Yo no sé, no. Con Pedro nos acordábamos cuando volvíamos de la escuela y atravesábamos parte de la quinta donde nos tentábamos en jugar a quién llegaba más lejos en el revoleo de la cartera de cuero que llevaba los útiles y los tres cuadernos que teníamos: el de sociales, matemáticas y lengua. Yo sufría más por el de lengua, porque la maestra era rigurosa. Pensaba, un día de estos se me van a romper un par de hojas y la voy a pasar mal.

Con el tiempo, ese sector se convirtió en una canchita. Y Pedro cada vez que se le venía la pelo encima, para mí, al ser un cuevero de aquellos que revoleaba la pelota, se acordaría de cuando revoleaba la cartera. Tanto que hasta cuando la agarraba de volea los pibes le decían que era especialista en el revoleo. Si bien la cancha no era muy grande, a veces llegaba de arco a arco cuando la agarraba con furia.

Me acuerdo en los primeros picnic, atrás de la fábrica de armas, que un par de pibas que fueron con pollera. Después nos enteramos que se habían escapado de la casa porque el picnic había sido una semana antes del 21 de septiembre, medio organizado por nosotros mismos, sin que estén las maestras presentes. El revoleo de ojos no fue sólo de Pedro, porque había viento, era septiembre y las polleras iban y venían, hasta que nos calmamos para participar de juegos entre todos, como si todos tuviéramos pantalones o polleras. En aquellos tiempos ver más allá de la rodilla excitaba a cualquiera, y más en la preadolescencia en que estábamos.

Años más tarde, enfrente del Superior, con el centro de estudiantes teníamos que colgar unos carteles en el medio de la calle. Para eso había que revolear una piedra atada con un hilo tan largo como para poder recogerlo y subir el cartel. Las pibas que hicieron el primer intento no tenían ni idea de cómo se hacía ese revoleo. Y la verdad, dice Pedro, por culpa mía, porque no la asistí con la madeja de piolín que se necesitaba. Al final se solucionó el problema y las consignas del centro de estudiantes quedaron bien colgaditas. Y nos sentíamos orgullosos porque era un cartel cargado de consignas y propuestas, con sueños colectivos acorde a la época que se vivía.

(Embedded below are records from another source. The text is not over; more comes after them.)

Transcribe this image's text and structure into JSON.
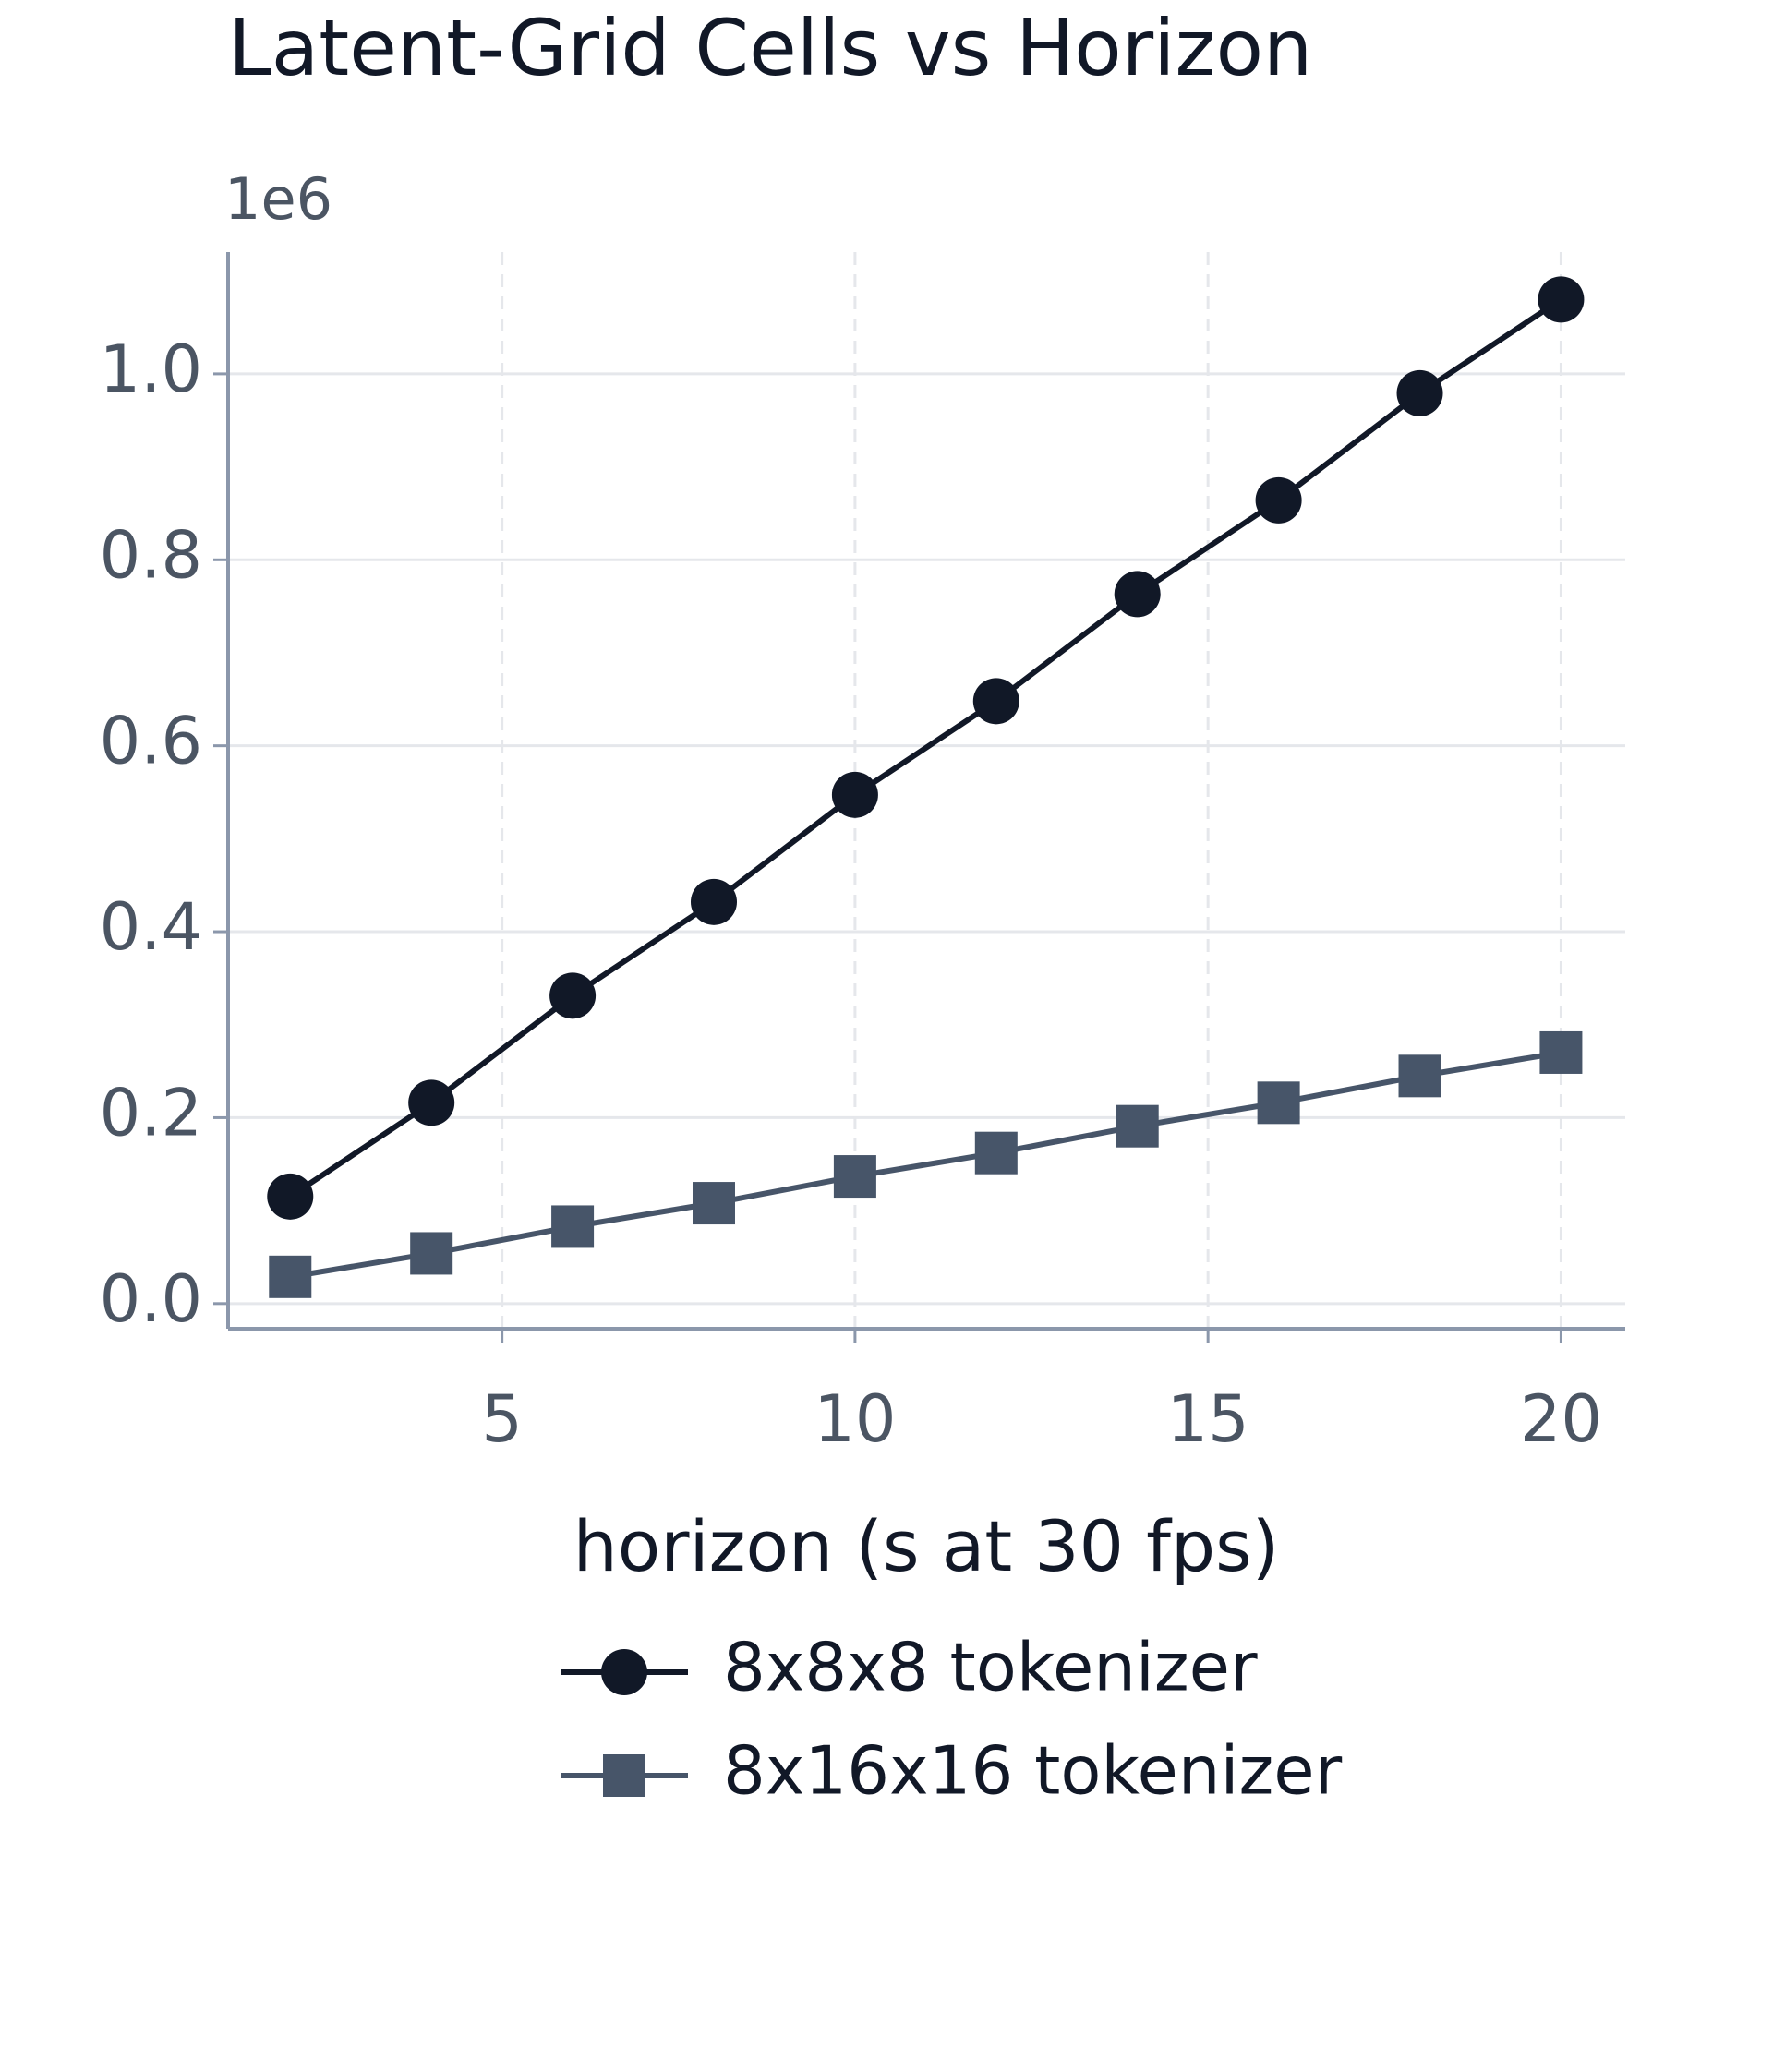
{
  "chart_data": {
    "type": "line",
    "title": "Latent-Grid Cells vs Horizon",
    "xlabel": "horizon (s at 30 fps)",
    "y_offset_label": "1e6",
    "x": [
      2,
      4,
      6,
      8,
      10,
      12,
      14,
      16,
      18,
      20
    ],
    "series": [
      {
        "name": "8x8x8 tokenizer",
        "color": "#111827",
        "marker": "circle",
        "values": [
          115200,
          216000,
          331200,
          432000,
          547200,
          648000,
          763200,
          864000,
          979200,
          1080000
        ]
      },
      {
        "name": "8x16x16 tokenizer",
        "color": "#475569",
        "marker": "square",
        "values": [
          28800,
          54000,
          82800,
          108000,
          136800,
          162000,
          190800,
          216000,
          244800,
          270000
        ]
      }
    ],
    "xlim": [
      1.12,
      20.91
    ],
    "ylim": [
      -27000,
      1131000
    ],
    "xticks": [
      5,
      10,
      15,
      20
    ],
    "yticks": [
      {
        "value": 0,
        "label": "0.0"
      },
      {
        "value": 200000,
        "label": "0.2"
      },
      {
        "value": 400000,
        "label": "0.4"
      },
      {
        "value": 600000,
        "label": "0.6"
      },
      {
        "value": 800000,
        "label": "0.8"
      },
      {
        "value": 1000000,
        "label": "1.0"
      }
    ],
    "grid": true,
    "legend": "below"
  }
}
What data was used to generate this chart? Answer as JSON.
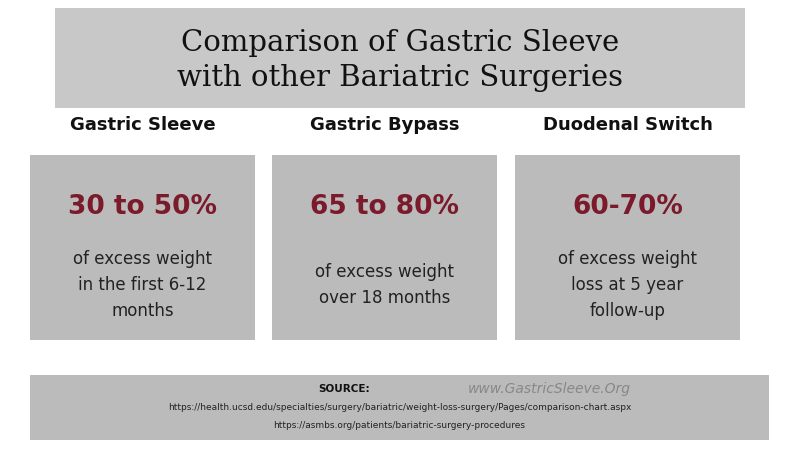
{
  "title_line1": "Comparison of Gastric Sleeve",
  "title_line2": "with other Bariatric Surgeries",
  "title_bg": "#c8c8c8",
  "title_fontsize": 21,
  "columns": [
    {
      "header": "Gastric Sleeve",
      "highlight": "30 to 50%",
      "body": "of excess weight\nin the first 6-12\nmonths"
    },
    {
      "header": "Gastric Bypass",
      "highlight": "65 to 80%",
      "body": "of excess weight\nover 18 months"
    },
    {
      "header": "Duodenal Switch",
      "highlight": "60-70%",
      "body": "of excess weight\nloss at 5 year\nfollow-up"
    }
  ],
  "box_bg": "#bbbbbb",
  "highlight_color": "#7b1a2a",
  "header_color": "#111111",
  "body_color": "#222222",
  "highlight_fontsize": 19,
  "body_fontsize": 12,
  "header_fontsize": 13,
  "footer_bg": "#bbbbbb",
  "footer_source_label": "SOURCE:",
  "footer_url1": "https://health.ucsd.edu/specialties/surgery/bariatric/weight-loss-surgery/Pages/comparison-chart.aspx",
  "footer_url2": "https://asmbs.org/patients/bariatric-surgery-procedures",
  "footer_brand": "www.GastricSleeve.Org",
  "footer_fontsize": 6.5,
  "footer_brand_fontsize": 10,
  "bg_color": "#ffffff"
}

Con el golpe genocida, esa participación estudiantil fue atacada ferozmente, igual que los trabajadores, los partidos políticos, sociales, culturales. Revolearon violencia a todos los proyectos colectivos. Hoy, dice Pedro, estos tipos a los que afortunadamente les queda poco, están revoleando medidas pero con objetivos precisos: que gran parte de la tarasca, del queso, de la riqueza, sigan yendo para sus grupos económicos. Medidas que parecen al revoleo pero que apuntan a seguir dañando el bolsillo de los trabajadores, la educación y la salud pública. Y sobre todo los sueños, los sueños colectivos.

A veces, sigue Pedro, cuando por estas fechas se recuerda a los pibes de las noches de los lápices, me acuerdo de todos. De los que conocí, de los que fueron amigos y no tanto, pero que estaban comprometidos en revolear lo más lejos posible sus sueños para seguir avanzando. A lo mejor, cuando asuma otro gobierno hay que tener preparado el revoleo. El revoleo de aquellos sueños, el revoleo de otros sueños para empezar a conquistar, a recuperar, porque con un buen revoleo también se recupera, y se avanza, me dice mientras mueve la pata para revolear algo que por ahora no está, que es aquella cartera, aquella pelo cuando jugaba de 2, aquellos ojos en el picnic buscando las piernas y las sonrisas de aquellas pibas. O aquella piedra que permitió subir aquel cartel frente al Superior.